Writer interested in feedback on this work

Posted by: Tyler King, September 1st, 2017, 9:15pm; Reply: 1
There were quite a few grammar and punctuation errors throughout... also, try and give the 3 characters at least SOME kind of description other than age so it's easier to picture them... the dialogue was pretty unrealistic, as was the plot itself... so Luke and Jonathan just randomly kill Ben's girlfriend and make them drink her blood...? Why? Where's the motive? I felt this was written with no clear intentions on where you were going with it... read more like a comedy to me, and one that wasn't even funny. Sorry man, best of luck!
Posted by: Dreamscale (Guest), September 2nd, 2017, 9:14am; Reply: 2
With a logline containing so many glaring errors, it is no surprise that what follows in the script itself is just loaded with mistakes.

Looks like zero effort went into this.
Posted by: JakeJon, September 5th, 2017, 9:06am; Reply: 3
Hey Simon,

The two gentlemen commenting before me were kind.... and spot on.

Needs "alotta" work.

JJ




Posted by: Fausto, September 6th, 2017, 2:59pm; Reply: 4
In addition to the imperfections outlined by the other readers, I have to add that the script, as presented, is utterly infantile. An insignificant horror story. My suggestion? Rewrite, rewrite, rewrite.
Best,
Fausto
Posted by: Warren, September 6th, 2017, 8:50pm; Reply: 5
Hi Simon,

Thought I'd check it out for myself.

Not much to add really.
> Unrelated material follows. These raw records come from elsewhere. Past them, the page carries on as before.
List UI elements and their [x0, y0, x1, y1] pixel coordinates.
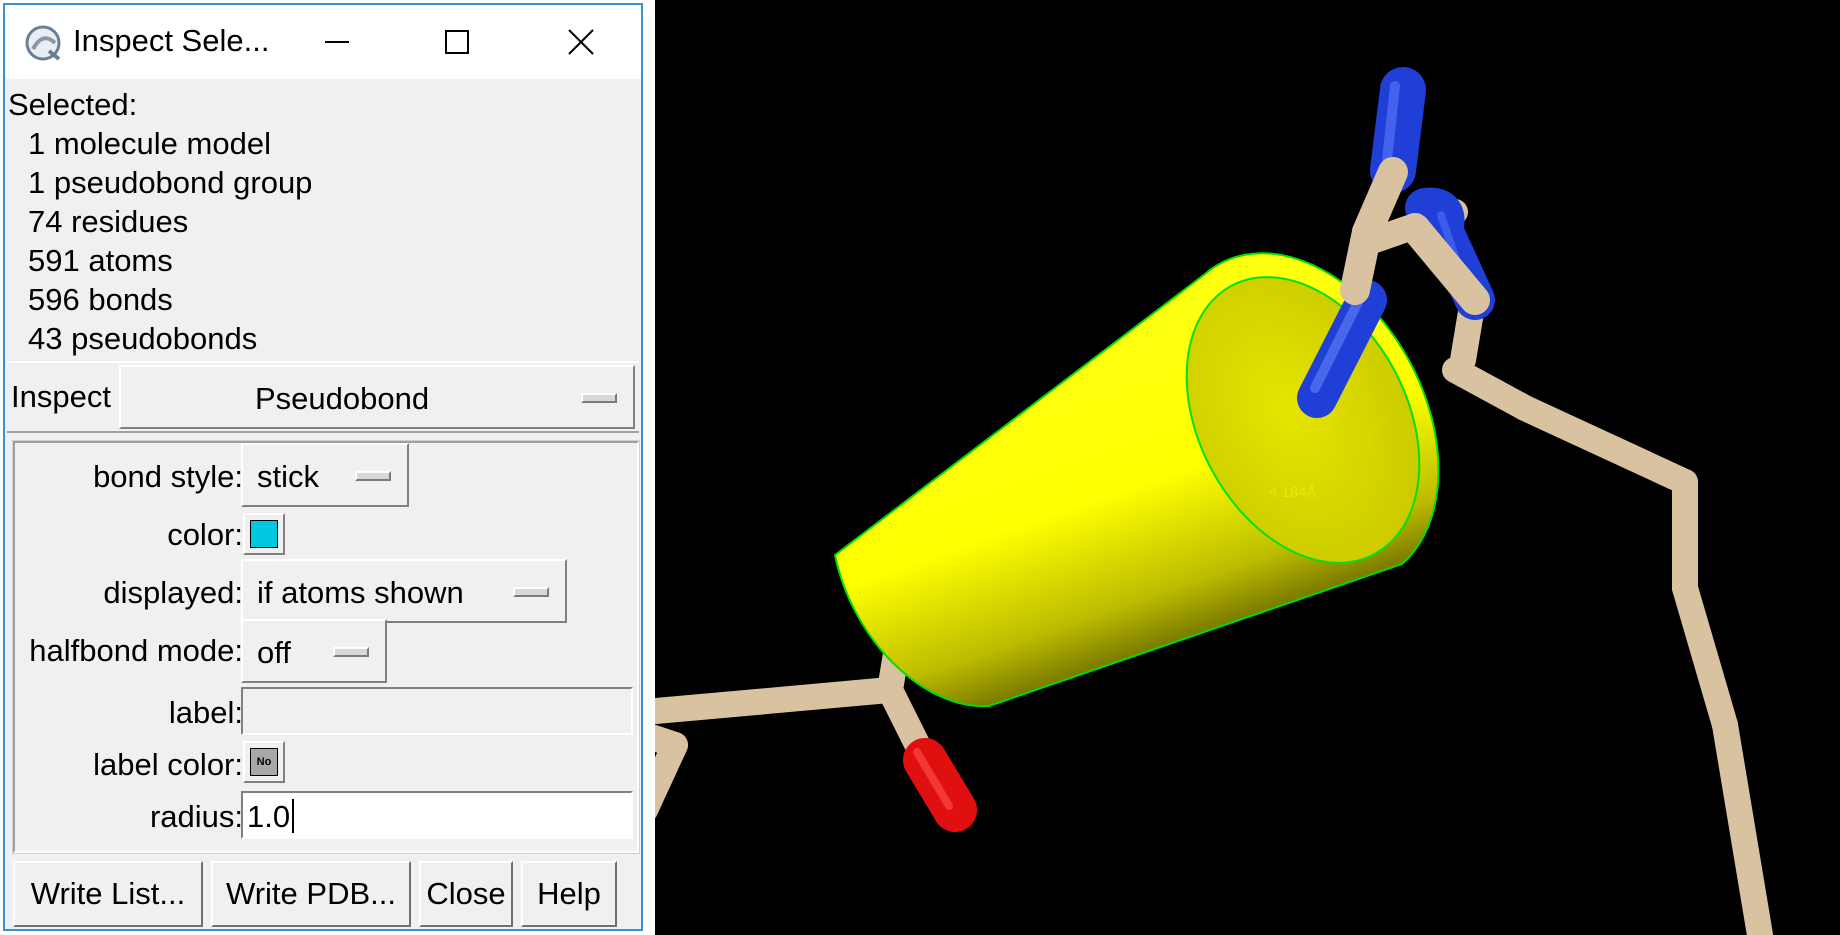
write-list-button[interactable]: Write List...	[13, 861, 203, 927]
inspect-type-menu[interactable]: Pseudobond	[119, 365, 635, 429]
oxygen-atom-stick	[903, 738, 977, 832]
displayed-label: displayed:	[103, 575, 243, 610]
selection-item: 74 residues	[28, 204, 189, 239]
selection-item: 43 pseudobonds	[28, 321, 258, 356]
label-label: label:	[168, 695, 243, 730]
selection-item: 1 pseudobond group	[28, 165, 313, 200]
label-color-label: label color:	[93, 747, 243, 782]
selection-item: 1 molecule model	[28, 126, 271, 161]
inspect-label: Inspect	[11, 379, 111, 414]
close-window-button[interactable]	[521, 5, 641, 79]
maximize-button[interactable]	[397, 5, 517, 79]
radius-input-value: 1.0	[247, 799, 291, 834]
halfbond-mode-value: off	[257, 635, 291, 670]
color-well[interactable]	[243, 513, 285, 555]
inspect-selection-dialog: Inspect Sele... Selected: 1 molecule mod…	[3, 3, 643, 931]
inspect-type-value: Pseudobond	[255, 381, 430, 416]
molecule-graphics: 4.184Å	[655, 67, 1773, 935]
radius-input[interactable]: 1.0	[241, 791, 633, 839]
minimize-icon	[325, 41, 349, 43]
selection-item: 596 bonds	[28, 282, 173, 317]
displayed-value: if atoms shown	[257, 575, 464, 610]
bond-style-value: stick	[257, 459, 319, 494]
label-color-well[interactable]: No	[243, 741, 285, 783]
window-title: Inspect Sele...	[73, 23, 270, 58]
displayed-menu[interactable]: if atoms shown	[241, 559, 567, 623]
write-pdb-button[interactable]: Write PDB...	[211, 861, 411, 927]
dropdown-indicator-icon	[333, 647, 369, 657]
label-input[interactable]	[241, 687, 633, 735]
inspect-row: Inspect Pseudobond	[7, 361, 639, 433]
close-icon	[568, 29, 594, 55]
maximize-icon	[445, 30, 469, 54]
distance-label: 4.184Å	[1269, 484, 1317, 501]
halfbond-mode-label: halfbond mode:	[29, 633, 243, 668]
title-bar[interactable]: Inspect Sele...	[5, 5, 641, 79]
attributes-panel: bond style: stick color: displayed: if a…	[12, 440, 640, 854]
dropdown-indicator-icon	[581, 393, 617, 403]
no-color-text: No	[256, 756, 272, 768]
chimera-app-icon	[25, 25, 61, 61]
no-color-swatch: No	[250, 748, 278, 776]
color-label: color:	[167, 517, 243, 552]
selected-heading: Selected:	[8, 87, 138, 122]
dropdown-indicator-icon	[355, 471, 391, 481]
minimize-button[interactable]	[277, 5, 397, 79]
text-cursor	[292, 799, 294, 833]
bond-style-label: bond style:	[93, 459, 243, 494]
color-swatch	[250, 520, 278, 548]
selection-item: 591 atoms	[28, 243, 173, 278]
bond-style-menu[interactable]: stick	[241, 443, 409, 507]
radius-label: radius:	[149, 799, 243, 834]
halfbond-mode-menu[interactable]: off	[241, 619, 387, 683]
close-button[interactable]: Close	[419, 861, 513, 927]
molecule-viewer[interactable]: 4.184Å	[655, 0, 1840, 935]
dropdown-indicator-icon	[513, 587, 549, 597]
help-button[interactable]: Help	[521, 861, 617, 927]
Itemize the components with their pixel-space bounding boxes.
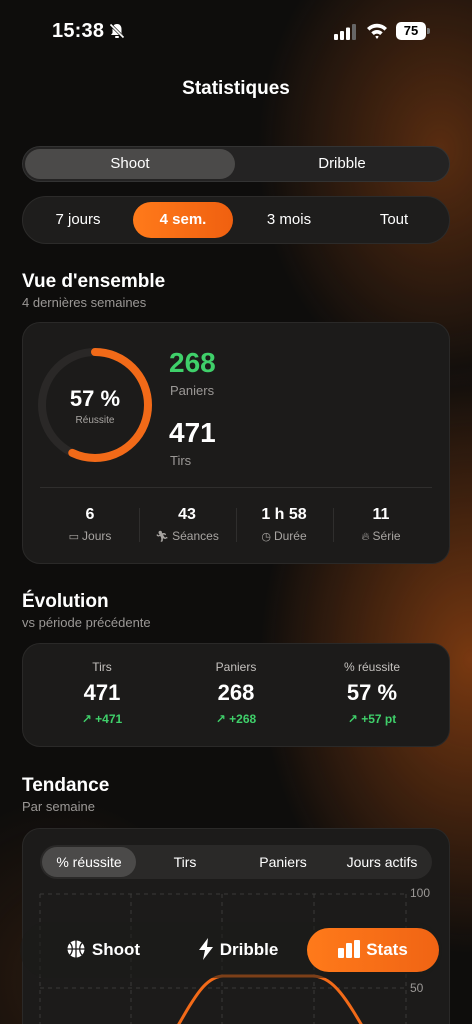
period-4-weeks[interactable]: 4 sem. (133, 202, 233, 238)
evolution-baskets: Paniers 268 ↗ +268 (169, 644, 303, 726)
evolution-title: Évolution (22, 591, 109, 612)
bottom-navigation: Shoot Dribble Stats (20, 922, 442, 978)
battery-indicator: 75 (396, 22, 430, 40)
duration-stat: ◷ Durée (236, 529, 332, 543)
nav-dribble-label: Dribble (219, 940, 279, 959)
bar-chart-icon (338, 939, 361, 958)
wifi-icon (367, 23, 387, 39)
evolution-shots-delta-value: +471 (95, 712, 123, 726)
period-all[interactable]: Tout (344, 202, 444, 238)
evolution-rate-delta-value: +57 pt (361, 712, 397, 726)
y-axis-mid-label: 50 (410, 981, 424, 995)
overview-title: Vue d'ensemble (22, 271, 166, 292)
shots-value: 471 (169, 417, 216, 448)
trend-up-icon: ↗ (81, 712, 96, 726)
nav-dribble[interactable]: Dribble (170, 928, 306, 972)
days-label: Jours (82, 529, 112, 543)
basketball-icon (67, 940, 85, 958)
nav-stats[interactable]: Stats (307, 928, 439, 972)
trend-tab-active-days[interactable]: Jours actifs (334, 847, 430, 877)
trend-tab-shots[interactable]: Tirs (138, 847, 232, 877)
status-time: 15:38 (52, 20, 105, 42)
clock-icon: ◷ (261, 531, 271, 543)
days-value: 6 (85, 506, 95, 523)
tab-dribble[interactable]: Dribble (237, 149, 447, 179)
evolution-shots-delta: ↗ +471 (35, 712, 169, 726)
evolution-rate-value: 57 % (346, 680, 398, 705)
duration-value: 1 h 58 (261, 506, 307, 523)
bolt-icon (198, 937, 213, 960)
evolution-shots-value: 471 (83, 680, 121, 705)
evolution-baskets-value: 268 (217, 680, 255, 705)
trend-subtitle: Par semaine (22, 799, 95, 814)
evolution-rate: % réussite 57 % ↗ +57 pt (305, 644, 439, 726)
trend-title: Tendance (22, 775, 110, 796)
evolution-rate-label: % réussite (343, 660, 401, 674)
streak-value: 11 (372, 506, 390, 523)
success-rate-value: 57 % (69, 386, 121, 411)
evolution-card: Tirs 471 ↗ +471 Paniers 268 ↗ +268 % réu… (22, 643, 450, 747)
evolution-shots: Tirs 471 ↗ +471 (35, 644, 169, 726)
overview-subtitle: 4 dernières semaines (22, 295, 147, 310)
bell-muted-icon (109, 23, 125, 39)
trend-up-icon: ↗ (215, 712, 230, 726)
period-7-days[interactable]: 7 jours (28, 202, 128, 238)
evolution-baskets-delta: ↗ +268 (169, 712, 303, 726)
battery-tip (427, 28, 430, 34)
nav-stats-label: Stats (366, 940, 408, 959)
shots-label: Tirs (170, 453, 192, 468)
days-stat: ▭ Jours (42, 529, 138, 543)
tab-shoot[interactable]: Shoot (25, 149, 235, 179)
evolution-baskets-delta-value: +268 (229, 712, 257, 726)
evolution-baskets-label: Paniers (215, 660, 257, 674)
evolution-shots-label: Tirs (92, 660, 112, 674)
baskets-label: Paniers (170, 383, 215, 398)
evolution-subtitle: vs période précédente (22, 615, 151, 630)
period-3-months[interactable]: 3 mois (239, 202, 339, 238)
trend-tab-success-rate[interactable]: % réussite (42, 847, 136, 877)
nav-shoot-label: Shoot (91, 940, 141, 959)
streak-stat: 🔥︎ Série (333, 529, 429, 544)
calendar-icon: ▭ (68, 531, 80, 543)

There is no real motivation, a very weak story, and a lot of errors.

Honestly not sure what you could do to make it better.
Posted by: eldave1, September 6th, 2017, 9:34pm; Reply: 6
Simon:

Sadly, I have the same view as others.

The dialogue is very unnatural - tedious and the script is rife with typos.

Sorry
Posted by: DustinBowcot (Guest), September 7th, 2017, 1:54am; Reply: 7
Not a bad idea for a story. I'm guessing a Brit and a young Brit. You need to ramp up the comedy in this one. It isn't a horror, it's a comedy horror.

It's comedy because guys don't kill their friend's gf just so they can have a night out. Also, making him drink her blood and he not guessing what it is was silly.
Posted by: Zack, September 13th, 2017, 2:05am; Reply: 8
Hey Simon, gave your script a read. I'll only be commenting on the story and characters.

SPOILERS.

Pretty straight forward story. Two buddies kill their other buddies girlfriend and get him to unknowingly drink her remains. No twist, no big revelations. That's it. You need more. Something to give it some impact.

The dialog is pretty bad, man. Sorry to be harsh, but sugarcoating it won't help you in the slightest. What I do is read the dialog out loud to myself. That helps me.

Unfortunately there really isn't much more for me to. Keep writing. Then rewrite. Then rewrite again. And read. Good luck and let me know if you have any questions for me.